In view of this deplorable state of affairs in our water sector, I thus recommend that this Honorable Chamber, Mr. Speaker, immediately call upon and begin mobilizing the Commission on Audit to commence a fullblown legal and transactional audit of our MWSS concession system. Here, today, I recommend that we trigger that long-awaited chain of legal events so we can put an end to this systematic abuse by the Concessionaires and complicit officers of the MWSS, including their so-called Regulatory Office.

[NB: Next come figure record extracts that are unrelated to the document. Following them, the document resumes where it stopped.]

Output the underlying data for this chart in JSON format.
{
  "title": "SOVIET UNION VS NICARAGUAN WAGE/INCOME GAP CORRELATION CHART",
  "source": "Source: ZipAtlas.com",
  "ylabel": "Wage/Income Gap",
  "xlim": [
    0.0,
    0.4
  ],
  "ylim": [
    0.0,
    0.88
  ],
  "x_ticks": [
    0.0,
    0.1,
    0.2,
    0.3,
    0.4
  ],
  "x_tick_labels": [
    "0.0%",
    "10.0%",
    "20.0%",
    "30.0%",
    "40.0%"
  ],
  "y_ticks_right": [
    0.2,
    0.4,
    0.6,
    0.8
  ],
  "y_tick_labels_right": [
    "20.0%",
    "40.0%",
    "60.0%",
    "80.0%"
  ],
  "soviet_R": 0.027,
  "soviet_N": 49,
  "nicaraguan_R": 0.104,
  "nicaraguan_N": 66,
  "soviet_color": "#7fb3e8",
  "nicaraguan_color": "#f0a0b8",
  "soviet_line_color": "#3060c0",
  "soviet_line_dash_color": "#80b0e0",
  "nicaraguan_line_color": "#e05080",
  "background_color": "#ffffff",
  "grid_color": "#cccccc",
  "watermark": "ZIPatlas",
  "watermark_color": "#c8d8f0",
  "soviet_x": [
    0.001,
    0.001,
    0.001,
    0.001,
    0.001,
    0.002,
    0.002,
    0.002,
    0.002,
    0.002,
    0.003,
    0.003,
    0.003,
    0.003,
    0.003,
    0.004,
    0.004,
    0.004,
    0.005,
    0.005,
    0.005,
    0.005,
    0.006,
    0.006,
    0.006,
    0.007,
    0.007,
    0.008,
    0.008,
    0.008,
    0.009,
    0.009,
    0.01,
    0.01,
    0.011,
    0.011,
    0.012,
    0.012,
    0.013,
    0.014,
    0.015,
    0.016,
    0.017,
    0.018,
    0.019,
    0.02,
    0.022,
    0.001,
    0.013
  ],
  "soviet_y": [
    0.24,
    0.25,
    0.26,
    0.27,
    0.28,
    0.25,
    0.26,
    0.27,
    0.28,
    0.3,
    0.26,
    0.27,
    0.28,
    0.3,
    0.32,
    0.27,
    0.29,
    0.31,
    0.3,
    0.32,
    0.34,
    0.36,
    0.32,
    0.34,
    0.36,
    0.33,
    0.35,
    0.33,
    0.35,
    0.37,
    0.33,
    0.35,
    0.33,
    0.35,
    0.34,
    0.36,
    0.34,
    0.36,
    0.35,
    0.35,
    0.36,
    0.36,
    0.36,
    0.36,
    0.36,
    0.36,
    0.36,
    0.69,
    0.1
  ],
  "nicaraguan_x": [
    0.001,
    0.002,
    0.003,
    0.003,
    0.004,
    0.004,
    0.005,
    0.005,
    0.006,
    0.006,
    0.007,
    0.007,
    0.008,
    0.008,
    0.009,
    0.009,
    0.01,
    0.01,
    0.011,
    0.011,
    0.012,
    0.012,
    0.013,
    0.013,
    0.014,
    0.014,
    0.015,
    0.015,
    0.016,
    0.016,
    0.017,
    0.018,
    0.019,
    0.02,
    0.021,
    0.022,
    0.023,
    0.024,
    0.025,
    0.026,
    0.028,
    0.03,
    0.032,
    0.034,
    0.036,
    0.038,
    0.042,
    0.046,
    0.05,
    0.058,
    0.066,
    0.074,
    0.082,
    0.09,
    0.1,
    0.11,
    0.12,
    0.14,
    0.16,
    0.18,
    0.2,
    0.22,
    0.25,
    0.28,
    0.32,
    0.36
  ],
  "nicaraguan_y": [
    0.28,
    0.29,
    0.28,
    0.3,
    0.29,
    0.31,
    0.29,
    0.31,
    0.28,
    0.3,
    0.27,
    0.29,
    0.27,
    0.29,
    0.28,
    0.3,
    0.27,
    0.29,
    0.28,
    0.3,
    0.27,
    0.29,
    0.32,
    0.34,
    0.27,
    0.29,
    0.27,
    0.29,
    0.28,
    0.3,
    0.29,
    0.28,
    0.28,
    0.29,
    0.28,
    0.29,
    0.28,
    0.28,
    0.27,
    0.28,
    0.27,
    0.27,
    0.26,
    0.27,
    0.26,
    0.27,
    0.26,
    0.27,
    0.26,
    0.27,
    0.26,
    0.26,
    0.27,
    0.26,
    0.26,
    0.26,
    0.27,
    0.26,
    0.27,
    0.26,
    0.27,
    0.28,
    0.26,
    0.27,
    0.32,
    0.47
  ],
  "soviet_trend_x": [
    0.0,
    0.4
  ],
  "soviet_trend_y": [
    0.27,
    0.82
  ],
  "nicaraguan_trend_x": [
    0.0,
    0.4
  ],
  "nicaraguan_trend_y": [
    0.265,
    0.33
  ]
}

In particular, Mr. Speaker, I recommend that we continue and complete our Committee hearings in aid of legislation within six (6) months, because although these proceedings have given us a good deal of information, much remains to be seen.

I recommend that we ask the COA to make a full audit, not just of MWSS, but also of the 2 concessionaires and declare them as public utilities. This is a move which, as you will expect, will likely be resisted by the respondents. I hold in my hands constitutional doctrine and Supreme Court cases which will bring confidence to our friends at the COA that they will be doing only that which is expected of them, and no more. This audit should commence immediately, with all the dispatch and due diligence expected of anyone who acts in the name of moral right, which, to me, can be even greater than the formalism of constitutional duty.

Beyond and in tandem with the COA, Mr. Speaker, I recommend that we refer to the Department of Justice and request them to review the position and transactions of the Regulatory Office, the MWSS and the 2 concessionaires, and to rule definitely on whether the 2 concessionaires are public utilities or not. No doubt they are, but it will be good to have the Executive Department join hands with us. If need be, I recommend that the Department of Justice take all necessary action, including seeking a Declaratory Judgment through our courts of law, if our case is challenged. That way, not only the Executive Department, but the Judiciary as well, will join hands with us. As I intimated, I have in my hands a great corpus of constitutional doctrine and Supreme Court cases which will bring confidence to our allies in the other great departments of government that it will be doing only that which is expected of them, under law and moral right, no more.

I also recommend that the COA or the DOJ issue an order to the MWSS to immediately cease and desist from collecting under the current rates that are

irregular, after either body has established the correct rates that ought be charged, led perhaps by the findings of the Committee. I recommend that the COA or the DOJ order the concessionaires to immediately put in escrow all amounts that had been found to be overcharges, and to direct the return or crediting of such amounts to the consumers in a speedy and orderly manner. I recommend that all our findings be published and aired in the public fora, including newspapers of general circulation, and to encourage all writers of these papers to extend our argument, because this unhappy state of affairs is charged with great public interest. Mr. Speaker, my dear colleagues, ladies and gentlemen, I thank you for your time and prompt attention.